MOSCOW, November 28. /TASS/. Members of the future mission to the International Space Station (ISS) require no additional psychological support in connection with the the recent aborted space launch, a spokesperson for Russia’s Institute of Medicobiological Problems has told TASS.

"All kinds training, including psychological one, are being carried out as usual, no changes were introduced. No additional elements of psychological support are required for members of this expedition," the source said.

A Soyuz-FG carrier rocket with a manned Soyuz MS-10 spacecraft blasted off from Kazakhstan’s Baikonur Cosmodrome to the International Space Station (ISS) on October 11. On board the spacecraft were Russian cosmonaut Alexei Ovchinin (the commander of the Soyuz MS-10) and NASA astronaut Nick Hague.

Following a smooth liftoff, the Soyuz’s booster malfunctioned between the first and second stages of separating, whereupon the crew was forced to abort the flight and switch to ballistic descent. The manned Soyuz MS-10 spacecraft ended up landing in the Kazakh steppe. Later, the crewmembers were examined and found to be in good condition. They required no special psychological support over the incident, said Oleg Orlov, who heads the Institute of Medicobiological Problems. This was the first emergency landing with this type of carrier rocket over the past 35 years.
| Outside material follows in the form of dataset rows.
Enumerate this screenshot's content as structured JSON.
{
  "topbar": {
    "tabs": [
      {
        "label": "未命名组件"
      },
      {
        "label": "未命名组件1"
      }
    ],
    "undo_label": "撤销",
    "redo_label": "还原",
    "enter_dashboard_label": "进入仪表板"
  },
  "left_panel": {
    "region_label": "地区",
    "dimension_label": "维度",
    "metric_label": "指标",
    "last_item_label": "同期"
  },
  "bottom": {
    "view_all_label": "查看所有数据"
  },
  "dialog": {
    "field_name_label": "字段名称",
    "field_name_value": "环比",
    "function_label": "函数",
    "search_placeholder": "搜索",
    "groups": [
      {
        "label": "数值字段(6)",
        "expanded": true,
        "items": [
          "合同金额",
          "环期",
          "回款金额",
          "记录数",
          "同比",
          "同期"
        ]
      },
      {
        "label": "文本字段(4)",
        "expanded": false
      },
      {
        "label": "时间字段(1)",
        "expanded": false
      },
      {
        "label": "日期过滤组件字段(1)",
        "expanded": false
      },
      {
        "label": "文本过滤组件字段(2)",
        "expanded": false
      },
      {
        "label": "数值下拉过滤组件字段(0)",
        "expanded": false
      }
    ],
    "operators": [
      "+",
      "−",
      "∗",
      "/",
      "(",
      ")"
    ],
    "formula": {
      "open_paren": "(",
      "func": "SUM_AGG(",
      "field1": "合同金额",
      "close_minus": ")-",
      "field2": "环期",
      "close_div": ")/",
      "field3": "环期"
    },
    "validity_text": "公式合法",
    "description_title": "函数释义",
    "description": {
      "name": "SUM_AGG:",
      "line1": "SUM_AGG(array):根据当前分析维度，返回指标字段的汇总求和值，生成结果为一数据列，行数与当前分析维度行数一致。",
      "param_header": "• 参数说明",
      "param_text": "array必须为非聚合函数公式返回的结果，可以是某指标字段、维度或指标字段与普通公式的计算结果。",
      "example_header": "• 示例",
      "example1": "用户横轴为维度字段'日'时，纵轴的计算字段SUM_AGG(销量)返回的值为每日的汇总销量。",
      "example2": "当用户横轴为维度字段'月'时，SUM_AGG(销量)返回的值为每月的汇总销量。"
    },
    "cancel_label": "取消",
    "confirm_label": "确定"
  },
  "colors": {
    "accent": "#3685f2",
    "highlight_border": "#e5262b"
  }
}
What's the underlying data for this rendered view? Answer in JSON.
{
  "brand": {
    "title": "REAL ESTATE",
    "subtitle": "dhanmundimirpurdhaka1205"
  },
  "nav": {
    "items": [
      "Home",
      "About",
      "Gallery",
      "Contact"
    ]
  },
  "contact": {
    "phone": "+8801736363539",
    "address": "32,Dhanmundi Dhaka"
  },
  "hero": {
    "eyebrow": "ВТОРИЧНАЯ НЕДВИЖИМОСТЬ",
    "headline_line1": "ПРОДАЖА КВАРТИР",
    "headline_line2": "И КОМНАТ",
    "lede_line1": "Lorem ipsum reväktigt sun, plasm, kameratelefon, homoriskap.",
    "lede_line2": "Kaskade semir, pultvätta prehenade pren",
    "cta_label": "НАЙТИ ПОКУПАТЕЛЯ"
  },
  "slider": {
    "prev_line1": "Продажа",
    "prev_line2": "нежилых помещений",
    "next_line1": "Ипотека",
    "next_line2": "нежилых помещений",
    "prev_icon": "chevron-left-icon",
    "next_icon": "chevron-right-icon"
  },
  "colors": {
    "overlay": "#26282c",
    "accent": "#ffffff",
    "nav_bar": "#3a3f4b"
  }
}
ISS Expedition 58 members Anne McClain of NASA, Oleg Kononenko of Roscosmos and David Saint-Jacques of the Canadian Space Agency are scheduled to take off to the orbital station on board of Russia’s Soyuz MS-11 spacecraft at 14:31 Moscow time on December 3. The spacecraft is due to dock with the International Space Station about six hours later, at 20:36 Moscow time.

The main and backup crews have already completed training and passed their exams.